Convert a number to an Excel column heading

As part of a project I’ve been working on in the office, I had a need to programmatically work with Microsoft Excel. This is a fairly easy process with the Interop.Excel DLL, however, sometimes there can be a need to work with language data types and convert them in a way that can be used by Excel. An example of this might be programmatically attempting to obtain a range of cells, without knowing the full extent of the data.

For example, if you’re trying to create a chart programmatically, the data you wish to use in the chart may have a varying length at run time. This means you need to calculate the chart range at run time, rather than using a fixed range which may miss data. As long as you know how many columns of data you have (numerically), you can convert this to an Excel heading with the script provided here.

Excel column headings

Excel column headings are the labels above each column which follow the alphabet, A through to Z. When you reach the 27th column, it becomes AA through to ZZ, and so on and so forth. But if you only have the number of columns (e.g. you have 475 columns of data), it might be tricky working out where in the AA/AAA column space this is. Hopefully this script will be able to help you.

Script to convert int to Excel column heading

The following script has been written in the C# language (as that’s what I needed it for) but the principle is basic enough to put into any language. All you need to really change is how the conversion to the ‘char’ data type is handled – in this example it uses the Convert class, obviously in Java or C++ you’ll need to use their equivalent.

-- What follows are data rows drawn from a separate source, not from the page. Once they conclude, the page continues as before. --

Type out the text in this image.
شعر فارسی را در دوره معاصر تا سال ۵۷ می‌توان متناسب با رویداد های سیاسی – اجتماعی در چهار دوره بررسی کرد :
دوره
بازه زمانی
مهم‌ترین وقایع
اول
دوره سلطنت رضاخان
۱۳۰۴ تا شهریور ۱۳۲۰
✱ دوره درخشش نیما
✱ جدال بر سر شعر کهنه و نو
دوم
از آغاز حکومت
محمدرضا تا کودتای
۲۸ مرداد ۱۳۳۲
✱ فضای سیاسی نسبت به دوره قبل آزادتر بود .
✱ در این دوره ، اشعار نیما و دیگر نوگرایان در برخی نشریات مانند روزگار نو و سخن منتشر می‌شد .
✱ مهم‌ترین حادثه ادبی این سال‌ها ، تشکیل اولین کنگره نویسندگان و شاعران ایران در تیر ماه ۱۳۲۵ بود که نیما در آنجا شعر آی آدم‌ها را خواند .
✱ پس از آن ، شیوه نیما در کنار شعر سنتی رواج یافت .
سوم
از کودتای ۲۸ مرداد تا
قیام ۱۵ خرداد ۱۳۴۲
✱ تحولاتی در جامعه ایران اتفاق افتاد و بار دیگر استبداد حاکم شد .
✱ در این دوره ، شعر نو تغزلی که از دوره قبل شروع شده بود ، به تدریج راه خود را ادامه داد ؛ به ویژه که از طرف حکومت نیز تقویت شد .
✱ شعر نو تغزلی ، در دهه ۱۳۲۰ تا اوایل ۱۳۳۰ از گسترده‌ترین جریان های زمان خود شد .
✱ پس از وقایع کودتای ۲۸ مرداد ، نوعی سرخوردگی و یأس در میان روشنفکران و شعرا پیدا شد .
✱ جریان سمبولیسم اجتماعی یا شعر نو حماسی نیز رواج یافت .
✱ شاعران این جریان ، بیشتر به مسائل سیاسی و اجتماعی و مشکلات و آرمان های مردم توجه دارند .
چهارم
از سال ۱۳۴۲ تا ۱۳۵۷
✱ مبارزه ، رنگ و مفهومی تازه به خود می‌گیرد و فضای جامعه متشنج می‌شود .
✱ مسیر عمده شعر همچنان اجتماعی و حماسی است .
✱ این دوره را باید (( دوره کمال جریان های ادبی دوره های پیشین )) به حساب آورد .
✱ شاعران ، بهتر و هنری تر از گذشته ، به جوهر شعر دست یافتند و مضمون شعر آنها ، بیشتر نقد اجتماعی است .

private String ConvertToColumnName(int number)
{
    int mod = 0;
    String columnHeading = "";

    while (number > 0)
    {
        mod = (number - 1) % 26;
        columnHeading = Convert.ToChar(65 + mod).ToString() + columnHeading;
        number = (int)((number - mod) / 26);
    }

    return columnHeading;
}

For the number 475, this script would return the string “RG”.

Hopefully this script will help you convert any number you need into a column heading for use with Excel. One thing to note is that this assumes your column A starts at 1. If, for some reason, column A starts at 0, you’ll need to amend the column number coming into the function by one (e.g. number += 1 or similar before the “int mod” line).